一葉自身

五色のガラスと一葉の葬儀

一葉の家族が龍泉寺町から丸山福山町に転居したのは木村ちよの紹介とする説がある。引手茶屋の伊勢久の木村ちよと知り合い、一葉は彼女を通じて吉原の知見を学んでいたことは確かだ。木村ちよは銘酒屋の裏手にある使っていない離れが引っ越し先としていいんじゃないかと提案してきたと思われる。元々の建物は鰻屋の守喜の離座敷だったが、表通りに面した母屋には銘酒屋の鈴木亭があった。一葉の家には、鈴木亭から三味線や歌が聞こえてくることもあった。

銘酒屋の起源の一つとして語られるのが浅草の矢場。だが、銘酒屋は横浜からハイカラな女郎屋として広がったとの話もある。都心部の銘酒屋はおそらくこの両方の流れを汲んだ形態だったのだろう。
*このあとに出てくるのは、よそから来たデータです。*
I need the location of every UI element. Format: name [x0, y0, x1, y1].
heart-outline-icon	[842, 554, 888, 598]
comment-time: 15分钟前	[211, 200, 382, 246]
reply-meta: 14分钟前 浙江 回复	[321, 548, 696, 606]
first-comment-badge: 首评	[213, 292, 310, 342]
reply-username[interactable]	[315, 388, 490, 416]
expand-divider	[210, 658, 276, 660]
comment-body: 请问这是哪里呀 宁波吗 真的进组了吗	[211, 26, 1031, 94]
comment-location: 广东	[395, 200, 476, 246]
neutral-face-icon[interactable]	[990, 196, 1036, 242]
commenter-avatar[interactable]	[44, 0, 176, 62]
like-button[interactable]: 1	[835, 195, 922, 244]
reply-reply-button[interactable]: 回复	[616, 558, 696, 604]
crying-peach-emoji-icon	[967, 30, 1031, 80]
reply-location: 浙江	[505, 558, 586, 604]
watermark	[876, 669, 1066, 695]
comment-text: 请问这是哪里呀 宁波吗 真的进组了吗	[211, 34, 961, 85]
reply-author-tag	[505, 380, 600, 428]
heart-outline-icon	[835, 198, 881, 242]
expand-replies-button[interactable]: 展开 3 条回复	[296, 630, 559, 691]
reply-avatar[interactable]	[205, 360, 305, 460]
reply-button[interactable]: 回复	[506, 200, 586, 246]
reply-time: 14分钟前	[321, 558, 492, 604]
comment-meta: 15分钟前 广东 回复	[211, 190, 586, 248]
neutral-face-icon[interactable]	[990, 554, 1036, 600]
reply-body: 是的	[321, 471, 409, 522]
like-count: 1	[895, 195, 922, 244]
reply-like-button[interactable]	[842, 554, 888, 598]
馬場孤蝶が一葉とその時代を語る集まりに、挿絵画家の木村壮八が顔を出した。木村荘八の父・木村荘平は様々な事業を展開する実業家で、一葉が荼毘に付された日暮里の火葬場を運営する東京博善社の社長である。そして当時有名だった牛鍋チェーン店の経営者でもあった。牛鍋店は明治になって西洋文化の流入と共に日本独自の解釈によって作られたものだった。木村は牛鍋店がかなり西洋がかった装飾をされていたことを指摘し、建物にガラス細工が施されていることを思い出している。鰻屋といってもちょっとハイカラな店だったに違いない。

馬場孤蝶は丸山福山町についてもう一つの面白いエピソードを教えてくれている。彼は一葉がそこに暮らすずっと前に、丸山福山町の辺りを散策していて、彼の記憶では、一葉の住んだ場所は、以前に釣り堀だったというのだ。本郷台地からの流水がそのあたりを湿地にしていたのか、釣り堀の池は最初からあったのか、作られたのか、いろいろと想像がわいてくる。